Re: [PATCH v2 0/2] Optimization batch 6: make full use of exact renames

Junio C Hamano <gitster@xxxxxxxxx> · Wed, 03 Feb 2021 15:26:13 -0800

Elijah Newren <newren@xxxxxxxxx> writes:

> 3) It uses a similarity measure that diverges from what researches
> used for MinHash and other fancy algorithms.  In particular,
>
>    size(A intersect B) / size(A union B)  != size(A intersect B) /
> max(size(A), size(B))
>
> The formula on the right hand side would mean that if file A is a
> subset of file B, say the first 10% of file B, then it will be treated
> as 100% similar when most humans would look at it and say it is only
> 10% similar.

If you are talking about "you start from 100 lines file and appended
900 lines of your own, then you still have 100% of the original
material remaining in the file", it is quite deliberate that we used
it as an indication that the original "100 lines" file is a good
candidate to have been renamed to the resulting "1000 lines" file.
It is "what you have kept from the original" measure.

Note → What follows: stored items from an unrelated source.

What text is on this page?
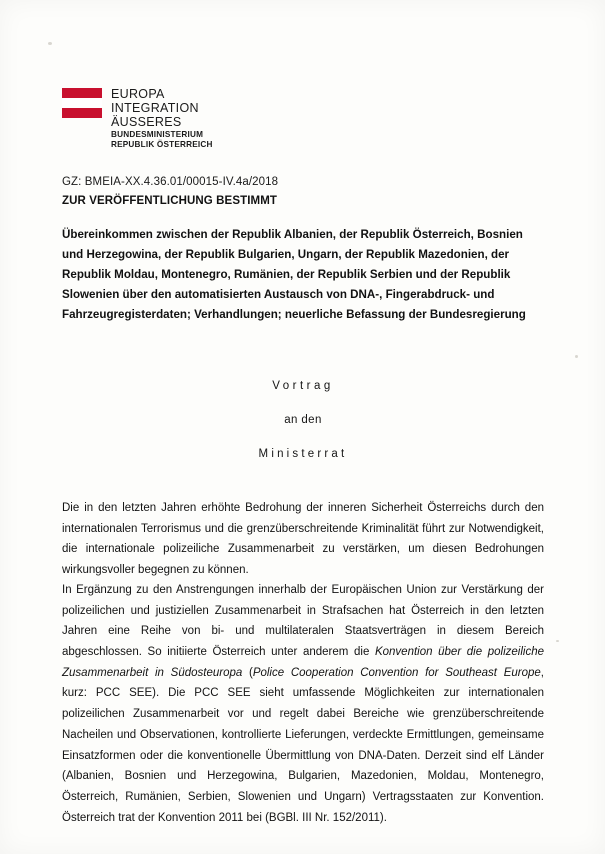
EUROPA
INTEGRATION
ÄUSSERES
BUNDESMINISTERIUM
REPUBLIK ÖSTERREICH
GZ: BMEIA-XX.4.36.01/00015-IV.4a/2018
ZUR VERÖFFENTLICHUNG BESTIMMT
Übereinkommen zwischen der Republik Albanien, der Republik Österreich, Bosnien und Herzegowina, der Republik Bulgarien, Ungarn, der Republik Mazedonien, der Republik Moldau, Montenegro, Rumänien, der Republik Serbien und der Republik Slowenien über den automatisierten Austausch von DNA-, Fingerabdruck- und Fahrzeugregisterdaten; Verhandlungen; neuerliche Befassung der Bundesregierung
Vortrag
an den
Ministerrat
Die in den letzten Jahren erhöhte Bedrohung der inneren Sicherheit Österreichs durch den internationalen Terrorismus und die grenzüberschreitende Kriminalität führt zur Notwendigkeit, die internationale polizeiliche Zusammenarbeit zu verstärken, um diesen Bedrohungen wirkungsvoller begegnen zu können.
In Ergänzung zu den Anstrengungen innerhalb der Europäischen Union zur Verstärkung der polizeilichen und justiziellen Zusammenarbeit in Strafsachen hat Österreich in den letzten Jahren eine Reihe von bi- und multilateralen Staatsverträgen in diesem Bereich abgeschlossen. So initiierte Österreich unter anderem die Konvention über die polizeiliche Zusammenarbeit in Südosteuropa (Police Cooperation Convention for Southeast Europe, kurz: PCC SEE). Die PCC SEE sieht umfassende Möglichkeiten zur internationalen polizeilichen Zusammenarbeit vor und regelt dabei Bereiche wie grenzüberschreitende Nacheilen und Observationen, kontrollierte Lieferungen, verdeckte Ermittlungen, gemeinsame Einsatzformen oder die konventionelle Übermittlung von DNA-Daten. Derzeit sind elf Länder (Albanien, Bosnien und Herzegowina, Bulgarien, Mazedonien, Moldau, Montenegro, Österreich, Rumänien, Serbien, Slowenien und Ungarn) Vertragsstaaten zur Konvention. Österreich trat der Konvention 2011 bei (BGBl. III Nr. 152/2011).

Of course, taken to the extreme, this means that rename does not
have to be symmetrical.  "diff A B" may find that the original
100-line file in A has grown into 1000-line file in B elsewhere, but
"diff B A" or "diff -R A B" would not necessarily pair these two
blobs as matching.

> Maybe the performance gains I'm adding elsewhere will offset possible
> grumpy users?

Users, as they are, it would never happen.  When they have something
to complain about, they will, regardless of what else you do.